The sight of the actual gun again halted conversation. "Uh," I hedged, "truth be told, I'd be more comfortable if you kept them unloaded in the car."
"That's fair." He unslung his backpack, fished a pistol from the holster and a second from under his arm, and removed both clips, making a show of zipping them into his pack's main pouch.
"The chamber too," I said, remembering an old gun safety video. He pulled back both slides to show the guns were empty.
"I'll ride shotgun if you hit a swarm," he said. "And if we don't make it to the fort tonight I'll keep you safe camping."
"Don't be crazy," I said. "I'm not stopping outside the walls."

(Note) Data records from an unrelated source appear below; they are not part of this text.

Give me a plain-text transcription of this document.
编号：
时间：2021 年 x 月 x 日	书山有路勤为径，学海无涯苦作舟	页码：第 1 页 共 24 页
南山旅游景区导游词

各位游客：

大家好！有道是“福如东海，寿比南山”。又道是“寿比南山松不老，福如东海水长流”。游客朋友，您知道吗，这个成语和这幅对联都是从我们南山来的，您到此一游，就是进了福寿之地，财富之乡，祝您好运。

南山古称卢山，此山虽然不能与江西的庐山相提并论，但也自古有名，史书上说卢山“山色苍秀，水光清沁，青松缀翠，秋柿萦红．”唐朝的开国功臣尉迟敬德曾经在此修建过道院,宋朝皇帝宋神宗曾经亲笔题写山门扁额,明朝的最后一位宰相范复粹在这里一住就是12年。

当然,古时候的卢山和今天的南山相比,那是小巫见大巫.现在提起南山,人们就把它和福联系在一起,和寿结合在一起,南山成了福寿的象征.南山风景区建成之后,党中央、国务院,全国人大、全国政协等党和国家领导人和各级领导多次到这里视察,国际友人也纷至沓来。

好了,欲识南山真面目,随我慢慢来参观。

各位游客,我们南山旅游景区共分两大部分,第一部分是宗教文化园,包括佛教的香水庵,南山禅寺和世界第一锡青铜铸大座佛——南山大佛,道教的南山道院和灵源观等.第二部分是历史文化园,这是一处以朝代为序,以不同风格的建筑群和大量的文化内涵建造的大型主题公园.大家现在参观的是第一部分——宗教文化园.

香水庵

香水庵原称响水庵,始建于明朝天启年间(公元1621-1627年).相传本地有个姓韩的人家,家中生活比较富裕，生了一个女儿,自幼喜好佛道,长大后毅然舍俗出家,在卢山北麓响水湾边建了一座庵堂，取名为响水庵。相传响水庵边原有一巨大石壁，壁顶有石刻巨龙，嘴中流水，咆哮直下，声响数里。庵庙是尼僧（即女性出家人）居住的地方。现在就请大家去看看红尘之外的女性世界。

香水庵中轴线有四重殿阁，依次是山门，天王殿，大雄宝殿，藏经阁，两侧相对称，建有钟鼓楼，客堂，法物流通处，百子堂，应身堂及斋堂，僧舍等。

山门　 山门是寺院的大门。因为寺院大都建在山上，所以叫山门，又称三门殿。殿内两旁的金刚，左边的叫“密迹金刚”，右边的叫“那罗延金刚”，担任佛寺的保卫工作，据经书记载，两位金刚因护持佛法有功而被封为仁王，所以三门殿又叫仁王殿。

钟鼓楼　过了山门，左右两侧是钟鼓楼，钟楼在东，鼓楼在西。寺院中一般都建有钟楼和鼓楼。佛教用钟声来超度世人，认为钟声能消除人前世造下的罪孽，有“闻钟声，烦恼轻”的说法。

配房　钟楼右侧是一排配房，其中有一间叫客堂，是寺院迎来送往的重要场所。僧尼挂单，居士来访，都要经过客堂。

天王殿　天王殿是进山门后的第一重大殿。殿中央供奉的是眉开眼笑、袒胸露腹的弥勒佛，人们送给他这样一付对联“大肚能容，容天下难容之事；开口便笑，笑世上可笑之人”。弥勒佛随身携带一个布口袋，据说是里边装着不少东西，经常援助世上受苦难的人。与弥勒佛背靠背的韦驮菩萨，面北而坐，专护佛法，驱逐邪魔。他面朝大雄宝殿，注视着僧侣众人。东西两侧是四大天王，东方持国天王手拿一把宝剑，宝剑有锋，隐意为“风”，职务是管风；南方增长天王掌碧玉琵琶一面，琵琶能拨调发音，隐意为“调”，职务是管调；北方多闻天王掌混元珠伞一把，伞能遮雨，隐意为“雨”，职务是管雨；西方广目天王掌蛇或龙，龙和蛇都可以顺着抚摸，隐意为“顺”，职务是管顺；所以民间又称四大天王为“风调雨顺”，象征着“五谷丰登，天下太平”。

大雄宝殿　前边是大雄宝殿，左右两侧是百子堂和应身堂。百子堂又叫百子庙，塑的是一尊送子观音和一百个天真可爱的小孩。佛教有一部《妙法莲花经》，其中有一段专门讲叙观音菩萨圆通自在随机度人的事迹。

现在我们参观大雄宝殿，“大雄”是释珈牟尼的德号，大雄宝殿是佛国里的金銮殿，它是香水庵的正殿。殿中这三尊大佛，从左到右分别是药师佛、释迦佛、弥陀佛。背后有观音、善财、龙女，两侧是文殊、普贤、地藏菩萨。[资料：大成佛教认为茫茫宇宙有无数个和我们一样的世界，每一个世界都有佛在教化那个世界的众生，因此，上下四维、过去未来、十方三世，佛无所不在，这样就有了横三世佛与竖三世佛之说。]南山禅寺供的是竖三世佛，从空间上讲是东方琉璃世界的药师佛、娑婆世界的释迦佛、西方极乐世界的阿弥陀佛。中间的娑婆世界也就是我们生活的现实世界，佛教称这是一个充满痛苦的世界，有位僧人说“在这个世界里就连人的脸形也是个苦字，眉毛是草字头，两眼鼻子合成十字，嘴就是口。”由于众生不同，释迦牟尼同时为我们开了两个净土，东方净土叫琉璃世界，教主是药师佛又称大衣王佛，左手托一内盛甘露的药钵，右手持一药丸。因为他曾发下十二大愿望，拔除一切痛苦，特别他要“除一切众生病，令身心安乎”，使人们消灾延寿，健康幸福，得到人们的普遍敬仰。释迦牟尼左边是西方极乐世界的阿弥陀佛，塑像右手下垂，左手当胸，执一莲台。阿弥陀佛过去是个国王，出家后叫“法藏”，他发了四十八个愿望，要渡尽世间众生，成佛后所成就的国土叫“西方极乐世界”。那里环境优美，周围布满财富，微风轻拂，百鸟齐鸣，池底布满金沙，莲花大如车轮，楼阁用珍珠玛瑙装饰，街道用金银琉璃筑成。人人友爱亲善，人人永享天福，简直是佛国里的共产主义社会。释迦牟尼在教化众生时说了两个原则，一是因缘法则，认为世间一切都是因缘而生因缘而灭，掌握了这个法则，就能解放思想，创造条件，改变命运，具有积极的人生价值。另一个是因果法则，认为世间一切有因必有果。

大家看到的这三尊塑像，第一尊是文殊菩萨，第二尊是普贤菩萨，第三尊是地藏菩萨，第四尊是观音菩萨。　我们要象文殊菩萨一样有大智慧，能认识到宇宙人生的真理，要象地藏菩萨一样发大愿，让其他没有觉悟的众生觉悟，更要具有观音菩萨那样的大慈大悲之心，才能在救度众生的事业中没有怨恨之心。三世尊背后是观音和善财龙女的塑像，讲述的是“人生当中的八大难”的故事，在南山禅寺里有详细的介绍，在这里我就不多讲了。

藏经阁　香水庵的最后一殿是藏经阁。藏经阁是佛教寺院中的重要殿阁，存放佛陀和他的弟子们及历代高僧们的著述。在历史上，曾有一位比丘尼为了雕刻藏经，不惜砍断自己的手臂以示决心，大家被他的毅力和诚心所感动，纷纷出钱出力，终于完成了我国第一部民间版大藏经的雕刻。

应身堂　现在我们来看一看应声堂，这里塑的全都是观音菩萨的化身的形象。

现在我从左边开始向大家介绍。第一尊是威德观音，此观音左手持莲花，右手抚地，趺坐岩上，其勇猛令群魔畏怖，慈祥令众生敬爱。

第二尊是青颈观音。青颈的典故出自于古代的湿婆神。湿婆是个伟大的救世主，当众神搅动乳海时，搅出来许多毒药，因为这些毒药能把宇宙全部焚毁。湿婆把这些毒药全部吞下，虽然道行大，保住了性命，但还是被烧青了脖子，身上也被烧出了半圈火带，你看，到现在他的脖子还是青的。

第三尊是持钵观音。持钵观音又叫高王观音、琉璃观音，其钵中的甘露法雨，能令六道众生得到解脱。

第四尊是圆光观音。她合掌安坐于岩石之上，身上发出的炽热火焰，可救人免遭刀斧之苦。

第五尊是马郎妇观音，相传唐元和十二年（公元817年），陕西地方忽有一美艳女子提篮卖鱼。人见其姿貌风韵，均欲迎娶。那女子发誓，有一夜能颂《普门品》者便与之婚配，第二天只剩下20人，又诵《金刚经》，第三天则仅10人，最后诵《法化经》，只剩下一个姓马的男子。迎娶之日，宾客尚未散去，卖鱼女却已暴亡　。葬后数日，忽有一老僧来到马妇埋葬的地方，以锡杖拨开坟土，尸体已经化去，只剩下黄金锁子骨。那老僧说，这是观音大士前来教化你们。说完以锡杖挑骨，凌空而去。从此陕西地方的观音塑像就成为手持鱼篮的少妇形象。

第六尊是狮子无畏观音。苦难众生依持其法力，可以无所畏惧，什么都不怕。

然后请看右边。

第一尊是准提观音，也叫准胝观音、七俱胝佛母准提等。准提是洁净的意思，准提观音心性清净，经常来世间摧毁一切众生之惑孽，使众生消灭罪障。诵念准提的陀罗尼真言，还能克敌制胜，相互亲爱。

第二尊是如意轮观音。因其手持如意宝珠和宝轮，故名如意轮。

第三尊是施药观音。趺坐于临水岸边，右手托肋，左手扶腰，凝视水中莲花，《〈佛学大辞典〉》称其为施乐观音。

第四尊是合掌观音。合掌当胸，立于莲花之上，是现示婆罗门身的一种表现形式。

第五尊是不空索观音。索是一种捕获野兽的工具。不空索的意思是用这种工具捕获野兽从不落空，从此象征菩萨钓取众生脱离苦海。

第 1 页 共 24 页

"You just did, didn't you?" he said with a smile, and sat in the car.
I'd just barely started the old Chevy rolling when his smell hit me. I wrinkled my nose and rolled down my window. "Not a smoker?" he asked. "Sorry."
"It's okay," I said, trying to sidestep to the usual hitchhiker formalities. "I'm Dave."
"Jim," he said, putting on his seat belt. "I didn't smoke until this started. Then I discovered it was nicer to stink of tobacco than to stink of a week's worth of B.O."
"Try sponge baths."
"I was in Phoenix on Z-day. We lost water when the dam blew. It was tough just finding enough to drink. We spent our zed watches reminiscing about being clean."
I smiled wryly. "Kansas City flooded."
He laughed. "We should have been so lucky. Zeds don't swim."
"They wade just fine," I said, and changed the subject. "Do you tell everyone who stops about the guns?"
"How many rides has it cost you?"
"Three," Jim said, and shrugged. "All we've got is each other, now. Each other, and trust. That's bigger than any ride."